Results of Scientific Revolution
Other subsequent results of this era were the development of royal societies, which encouraged collaboration in the scientific field, the development of scientific journals that were not only directed to other scientists, but also to the general public interested in science. Furthermore, professionalism in occupations was beginning to occur as new technology led to more efficient tools. The development of new tools also was another result. The scientific revolution impacted kthe mercantile and propertied elites of Europe. People, such as the Puritans, also desired to employ the scientific revolution for reformation of society and change.
New approaches also came about during this period. One is the Scientific Method. Francis Bacon was an Englishman who rejected the methods of his time at arriving at conclusions about nature. He didn’t doubt human’s ability to know the natural world, but believed they were proceeding incorrectly. In his The Great Instauration, he called for a reconstruction of the sciences and arts. He founded the Scientific method based on induction and called for more practical uses of science. This led to Descartes opposing him and advocating deduction to arrive at the truth. In his Discourse on Method, he rejected everything and attempted to start from the very beginning.
Effects of Descartes and application of Newtonian science
- The effects of this were a new way of thought for Western civilization. This would later lead enlightened thinkers to apply the Scientific method to examine society.
- Another approach was the application of Newtonian science to trade and industry, which produced military applications.
Science and Religion
One extremely large effect was the division of science and religion.
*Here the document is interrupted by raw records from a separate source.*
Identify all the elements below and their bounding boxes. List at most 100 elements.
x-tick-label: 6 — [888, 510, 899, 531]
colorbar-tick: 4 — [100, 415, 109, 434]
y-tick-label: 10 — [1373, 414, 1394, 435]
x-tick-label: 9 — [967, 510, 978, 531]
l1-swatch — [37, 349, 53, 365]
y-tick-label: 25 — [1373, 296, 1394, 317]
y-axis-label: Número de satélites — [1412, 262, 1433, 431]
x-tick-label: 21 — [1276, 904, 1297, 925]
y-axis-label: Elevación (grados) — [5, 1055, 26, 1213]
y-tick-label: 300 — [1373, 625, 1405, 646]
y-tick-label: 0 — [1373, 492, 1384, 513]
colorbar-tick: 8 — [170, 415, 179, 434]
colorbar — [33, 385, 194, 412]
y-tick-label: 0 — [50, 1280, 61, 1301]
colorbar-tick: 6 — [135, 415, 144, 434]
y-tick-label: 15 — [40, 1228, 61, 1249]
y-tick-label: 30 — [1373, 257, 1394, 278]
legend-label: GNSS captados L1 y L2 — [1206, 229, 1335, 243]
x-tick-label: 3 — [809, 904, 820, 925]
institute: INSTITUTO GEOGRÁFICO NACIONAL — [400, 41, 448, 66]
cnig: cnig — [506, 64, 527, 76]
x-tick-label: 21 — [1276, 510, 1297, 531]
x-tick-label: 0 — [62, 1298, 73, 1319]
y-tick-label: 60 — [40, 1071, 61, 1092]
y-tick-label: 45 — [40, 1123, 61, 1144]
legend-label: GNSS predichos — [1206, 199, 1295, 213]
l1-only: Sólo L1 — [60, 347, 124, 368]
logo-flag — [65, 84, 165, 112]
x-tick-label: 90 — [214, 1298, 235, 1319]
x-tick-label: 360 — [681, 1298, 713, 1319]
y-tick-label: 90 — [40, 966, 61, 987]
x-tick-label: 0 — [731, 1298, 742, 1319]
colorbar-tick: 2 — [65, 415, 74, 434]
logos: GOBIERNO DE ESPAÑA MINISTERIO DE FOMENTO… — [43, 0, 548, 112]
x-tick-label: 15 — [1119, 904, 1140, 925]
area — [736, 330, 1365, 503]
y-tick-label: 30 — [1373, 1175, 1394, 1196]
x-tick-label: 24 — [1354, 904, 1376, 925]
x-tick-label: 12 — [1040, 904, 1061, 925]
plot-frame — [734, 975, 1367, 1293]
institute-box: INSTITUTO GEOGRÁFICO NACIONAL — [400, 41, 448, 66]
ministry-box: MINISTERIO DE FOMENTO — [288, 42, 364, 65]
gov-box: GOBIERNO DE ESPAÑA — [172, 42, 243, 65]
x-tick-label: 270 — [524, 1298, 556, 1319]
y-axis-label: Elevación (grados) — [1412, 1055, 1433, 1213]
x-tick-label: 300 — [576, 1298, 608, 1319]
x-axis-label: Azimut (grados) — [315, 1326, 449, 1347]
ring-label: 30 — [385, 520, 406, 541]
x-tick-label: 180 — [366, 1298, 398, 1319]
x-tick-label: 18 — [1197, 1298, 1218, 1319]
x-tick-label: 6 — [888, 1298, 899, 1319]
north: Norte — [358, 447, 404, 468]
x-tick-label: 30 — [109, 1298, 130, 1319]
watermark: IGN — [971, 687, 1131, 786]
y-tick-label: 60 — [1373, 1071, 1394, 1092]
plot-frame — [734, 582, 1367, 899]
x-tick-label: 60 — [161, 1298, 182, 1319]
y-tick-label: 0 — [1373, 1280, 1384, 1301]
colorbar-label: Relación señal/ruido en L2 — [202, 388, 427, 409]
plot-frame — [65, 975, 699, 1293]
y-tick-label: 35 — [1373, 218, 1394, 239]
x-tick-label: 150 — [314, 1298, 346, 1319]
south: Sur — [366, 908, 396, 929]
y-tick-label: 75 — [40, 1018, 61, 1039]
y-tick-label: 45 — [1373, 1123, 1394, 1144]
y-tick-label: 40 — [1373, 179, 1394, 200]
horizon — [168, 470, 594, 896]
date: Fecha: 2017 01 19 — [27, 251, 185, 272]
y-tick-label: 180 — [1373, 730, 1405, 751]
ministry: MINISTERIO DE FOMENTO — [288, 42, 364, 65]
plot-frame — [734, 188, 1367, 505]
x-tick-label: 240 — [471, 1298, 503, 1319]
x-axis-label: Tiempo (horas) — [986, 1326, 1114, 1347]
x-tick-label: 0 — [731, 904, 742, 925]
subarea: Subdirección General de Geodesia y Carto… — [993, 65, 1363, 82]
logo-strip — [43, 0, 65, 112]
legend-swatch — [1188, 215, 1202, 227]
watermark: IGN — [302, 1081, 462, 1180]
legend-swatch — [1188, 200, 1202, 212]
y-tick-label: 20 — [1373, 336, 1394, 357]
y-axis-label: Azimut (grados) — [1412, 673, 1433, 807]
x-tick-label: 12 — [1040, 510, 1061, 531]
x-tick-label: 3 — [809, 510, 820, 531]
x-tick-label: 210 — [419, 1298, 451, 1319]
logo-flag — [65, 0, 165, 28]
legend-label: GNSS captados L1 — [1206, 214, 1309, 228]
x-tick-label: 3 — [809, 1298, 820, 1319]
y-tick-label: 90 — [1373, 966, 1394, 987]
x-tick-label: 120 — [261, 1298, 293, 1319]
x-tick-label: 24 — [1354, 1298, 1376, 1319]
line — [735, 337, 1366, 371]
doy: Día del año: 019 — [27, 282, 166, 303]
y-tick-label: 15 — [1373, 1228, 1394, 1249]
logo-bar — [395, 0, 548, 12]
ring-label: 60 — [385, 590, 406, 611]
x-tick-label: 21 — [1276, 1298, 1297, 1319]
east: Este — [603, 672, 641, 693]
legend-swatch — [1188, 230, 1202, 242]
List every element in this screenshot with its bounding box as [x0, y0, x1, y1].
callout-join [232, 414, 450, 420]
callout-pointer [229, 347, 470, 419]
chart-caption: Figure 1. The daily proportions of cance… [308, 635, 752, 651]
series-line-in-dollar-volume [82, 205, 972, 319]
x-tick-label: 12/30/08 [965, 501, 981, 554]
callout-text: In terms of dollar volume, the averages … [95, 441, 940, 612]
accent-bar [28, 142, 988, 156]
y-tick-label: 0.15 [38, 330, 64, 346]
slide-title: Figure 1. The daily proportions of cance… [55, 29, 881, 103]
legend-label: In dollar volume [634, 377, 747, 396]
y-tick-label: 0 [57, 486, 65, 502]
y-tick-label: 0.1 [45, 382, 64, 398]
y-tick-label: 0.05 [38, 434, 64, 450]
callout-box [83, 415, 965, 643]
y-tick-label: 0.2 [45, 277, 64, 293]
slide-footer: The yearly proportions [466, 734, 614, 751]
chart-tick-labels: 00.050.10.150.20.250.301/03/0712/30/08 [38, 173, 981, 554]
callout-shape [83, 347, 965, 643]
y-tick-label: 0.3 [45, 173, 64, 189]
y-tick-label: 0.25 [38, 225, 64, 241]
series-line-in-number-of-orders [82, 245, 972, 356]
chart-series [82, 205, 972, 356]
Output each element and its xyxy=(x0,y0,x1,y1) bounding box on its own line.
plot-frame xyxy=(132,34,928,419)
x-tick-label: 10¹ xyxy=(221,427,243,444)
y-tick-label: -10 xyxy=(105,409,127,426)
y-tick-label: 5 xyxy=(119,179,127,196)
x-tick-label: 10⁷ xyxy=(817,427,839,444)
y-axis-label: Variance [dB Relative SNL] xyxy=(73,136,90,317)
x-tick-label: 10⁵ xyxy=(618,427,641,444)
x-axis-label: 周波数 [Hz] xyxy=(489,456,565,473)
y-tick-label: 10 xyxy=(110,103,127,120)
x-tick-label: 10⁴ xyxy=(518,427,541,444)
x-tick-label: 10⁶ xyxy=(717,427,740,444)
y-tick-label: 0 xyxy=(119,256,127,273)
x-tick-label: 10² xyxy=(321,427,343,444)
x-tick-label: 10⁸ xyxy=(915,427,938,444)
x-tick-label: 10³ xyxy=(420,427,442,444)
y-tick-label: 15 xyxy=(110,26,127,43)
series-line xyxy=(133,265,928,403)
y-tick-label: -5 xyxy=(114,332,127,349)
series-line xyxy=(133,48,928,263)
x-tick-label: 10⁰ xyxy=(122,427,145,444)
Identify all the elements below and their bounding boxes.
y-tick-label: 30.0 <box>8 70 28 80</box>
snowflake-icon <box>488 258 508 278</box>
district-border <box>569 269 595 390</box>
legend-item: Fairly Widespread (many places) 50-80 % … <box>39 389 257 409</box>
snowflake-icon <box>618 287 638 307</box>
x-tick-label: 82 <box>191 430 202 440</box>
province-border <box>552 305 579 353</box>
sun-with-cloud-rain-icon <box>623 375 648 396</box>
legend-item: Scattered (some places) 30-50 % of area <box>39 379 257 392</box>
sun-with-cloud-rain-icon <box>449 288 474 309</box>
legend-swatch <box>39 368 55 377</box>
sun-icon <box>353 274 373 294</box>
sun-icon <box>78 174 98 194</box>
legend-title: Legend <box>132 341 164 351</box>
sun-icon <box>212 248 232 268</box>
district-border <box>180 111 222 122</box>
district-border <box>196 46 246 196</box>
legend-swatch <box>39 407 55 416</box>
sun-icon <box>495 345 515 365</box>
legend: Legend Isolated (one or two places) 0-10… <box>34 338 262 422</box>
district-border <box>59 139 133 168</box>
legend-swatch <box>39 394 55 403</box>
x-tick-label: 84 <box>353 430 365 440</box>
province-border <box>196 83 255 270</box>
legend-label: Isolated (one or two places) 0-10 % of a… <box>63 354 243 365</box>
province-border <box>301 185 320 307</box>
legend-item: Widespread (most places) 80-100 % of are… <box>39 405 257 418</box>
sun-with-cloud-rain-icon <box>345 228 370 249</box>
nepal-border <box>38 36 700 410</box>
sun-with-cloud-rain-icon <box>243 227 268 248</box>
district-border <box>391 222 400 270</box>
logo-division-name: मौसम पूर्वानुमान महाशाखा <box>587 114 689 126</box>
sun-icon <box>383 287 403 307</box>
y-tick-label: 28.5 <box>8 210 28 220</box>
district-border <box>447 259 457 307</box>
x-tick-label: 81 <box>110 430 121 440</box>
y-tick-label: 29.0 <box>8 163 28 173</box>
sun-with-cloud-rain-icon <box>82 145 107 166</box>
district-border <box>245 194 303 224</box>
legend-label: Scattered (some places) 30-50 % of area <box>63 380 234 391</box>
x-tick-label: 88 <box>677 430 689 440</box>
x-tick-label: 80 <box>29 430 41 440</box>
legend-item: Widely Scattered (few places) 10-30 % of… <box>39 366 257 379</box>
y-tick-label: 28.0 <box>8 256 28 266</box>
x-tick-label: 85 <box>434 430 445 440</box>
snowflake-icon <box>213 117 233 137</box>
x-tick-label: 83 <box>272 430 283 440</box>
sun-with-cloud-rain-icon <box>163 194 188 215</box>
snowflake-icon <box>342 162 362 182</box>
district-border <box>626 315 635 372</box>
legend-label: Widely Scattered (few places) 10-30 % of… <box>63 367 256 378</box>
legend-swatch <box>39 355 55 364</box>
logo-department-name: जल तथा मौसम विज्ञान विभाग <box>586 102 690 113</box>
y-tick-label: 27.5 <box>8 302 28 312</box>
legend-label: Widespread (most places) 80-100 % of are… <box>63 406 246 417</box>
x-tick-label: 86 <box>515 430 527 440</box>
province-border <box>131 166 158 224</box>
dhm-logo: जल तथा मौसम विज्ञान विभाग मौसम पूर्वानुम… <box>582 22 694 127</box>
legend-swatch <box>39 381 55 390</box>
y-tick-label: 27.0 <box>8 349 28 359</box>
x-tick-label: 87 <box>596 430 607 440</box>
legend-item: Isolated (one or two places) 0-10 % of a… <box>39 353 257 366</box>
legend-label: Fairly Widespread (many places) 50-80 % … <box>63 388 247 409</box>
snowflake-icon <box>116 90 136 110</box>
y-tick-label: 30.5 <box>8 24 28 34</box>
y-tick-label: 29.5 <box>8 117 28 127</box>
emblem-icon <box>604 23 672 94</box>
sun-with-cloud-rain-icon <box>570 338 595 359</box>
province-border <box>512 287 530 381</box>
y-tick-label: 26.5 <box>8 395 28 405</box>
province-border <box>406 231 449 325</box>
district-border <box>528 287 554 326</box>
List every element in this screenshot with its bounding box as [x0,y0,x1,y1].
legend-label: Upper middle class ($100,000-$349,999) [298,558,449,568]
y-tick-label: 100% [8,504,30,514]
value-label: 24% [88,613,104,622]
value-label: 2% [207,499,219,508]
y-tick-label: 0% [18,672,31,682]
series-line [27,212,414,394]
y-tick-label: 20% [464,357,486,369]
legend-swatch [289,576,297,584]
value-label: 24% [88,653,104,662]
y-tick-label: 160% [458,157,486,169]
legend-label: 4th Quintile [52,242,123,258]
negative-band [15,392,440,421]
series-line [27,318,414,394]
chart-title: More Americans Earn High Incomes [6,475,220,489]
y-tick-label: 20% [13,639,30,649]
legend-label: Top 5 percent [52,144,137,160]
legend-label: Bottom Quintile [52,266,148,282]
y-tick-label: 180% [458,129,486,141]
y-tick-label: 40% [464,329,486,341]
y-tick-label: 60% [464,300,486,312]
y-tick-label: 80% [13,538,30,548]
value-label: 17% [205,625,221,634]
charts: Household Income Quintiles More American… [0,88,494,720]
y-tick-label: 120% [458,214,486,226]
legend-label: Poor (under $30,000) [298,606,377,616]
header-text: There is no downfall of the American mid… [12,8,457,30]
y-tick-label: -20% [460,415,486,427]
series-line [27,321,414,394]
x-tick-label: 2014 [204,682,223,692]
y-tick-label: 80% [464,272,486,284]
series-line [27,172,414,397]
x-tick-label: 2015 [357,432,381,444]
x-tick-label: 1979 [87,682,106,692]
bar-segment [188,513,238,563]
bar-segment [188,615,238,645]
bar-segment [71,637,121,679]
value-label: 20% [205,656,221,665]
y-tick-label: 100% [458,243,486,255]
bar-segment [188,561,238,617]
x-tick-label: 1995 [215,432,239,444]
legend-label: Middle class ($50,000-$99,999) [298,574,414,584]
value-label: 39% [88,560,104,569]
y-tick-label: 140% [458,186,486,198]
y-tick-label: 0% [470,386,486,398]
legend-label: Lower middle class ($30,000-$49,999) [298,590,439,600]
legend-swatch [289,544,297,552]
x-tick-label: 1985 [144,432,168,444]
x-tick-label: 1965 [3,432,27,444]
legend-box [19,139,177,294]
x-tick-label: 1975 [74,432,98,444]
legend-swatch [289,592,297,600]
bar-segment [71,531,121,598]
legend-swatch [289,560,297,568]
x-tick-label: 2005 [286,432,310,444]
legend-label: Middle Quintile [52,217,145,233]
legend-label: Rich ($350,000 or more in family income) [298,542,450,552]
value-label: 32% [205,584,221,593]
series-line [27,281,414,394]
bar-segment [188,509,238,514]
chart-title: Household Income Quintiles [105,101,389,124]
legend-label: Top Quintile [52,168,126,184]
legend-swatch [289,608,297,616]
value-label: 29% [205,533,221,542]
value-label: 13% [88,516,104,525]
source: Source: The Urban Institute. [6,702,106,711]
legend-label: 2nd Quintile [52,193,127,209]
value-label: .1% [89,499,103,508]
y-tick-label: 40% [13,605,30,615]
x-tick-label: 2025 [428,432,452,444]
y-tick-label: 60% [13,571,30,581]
Because theology was considered the queen of sciences, when changes in scientific thinking were surfacing, it led to great opposition from the church. The church refused to believe in Copernican beliefs because it would lead to questions about man’s place in society. People tried to correct this problem by stating that it made no sense to adhere to the Bible if it had numerous interpretations. This led to two important figures.
Spinoza was a man who believed that separation of mind and matter and separation of infinite God from finite world of matter was not true. To him, God was the universe in every one of us. If man wanted to win God’s favor, he needed to worship God. When nature was unfriendly, God was punishing mankind. Where Spinoza went wrong was in his belief that bad happens to both good and bad people. He also said that reason could help people understand the order and achieve detachments from passing interests.
Pascal, on the other hand, believed that science and religion should be united. He tried to convert rationalists to Christianity. He also tried to demonstrate that there is no need to pit one against the other when they are both important in both aspects of life. In the end, he rested on faith, saying reason could only get you so far. Pascal recognized both the fall of man and his existence as God’s special creation.
In the end, although there were very positive consequences, the dominant contribution of the Scientific Revolution was secularization.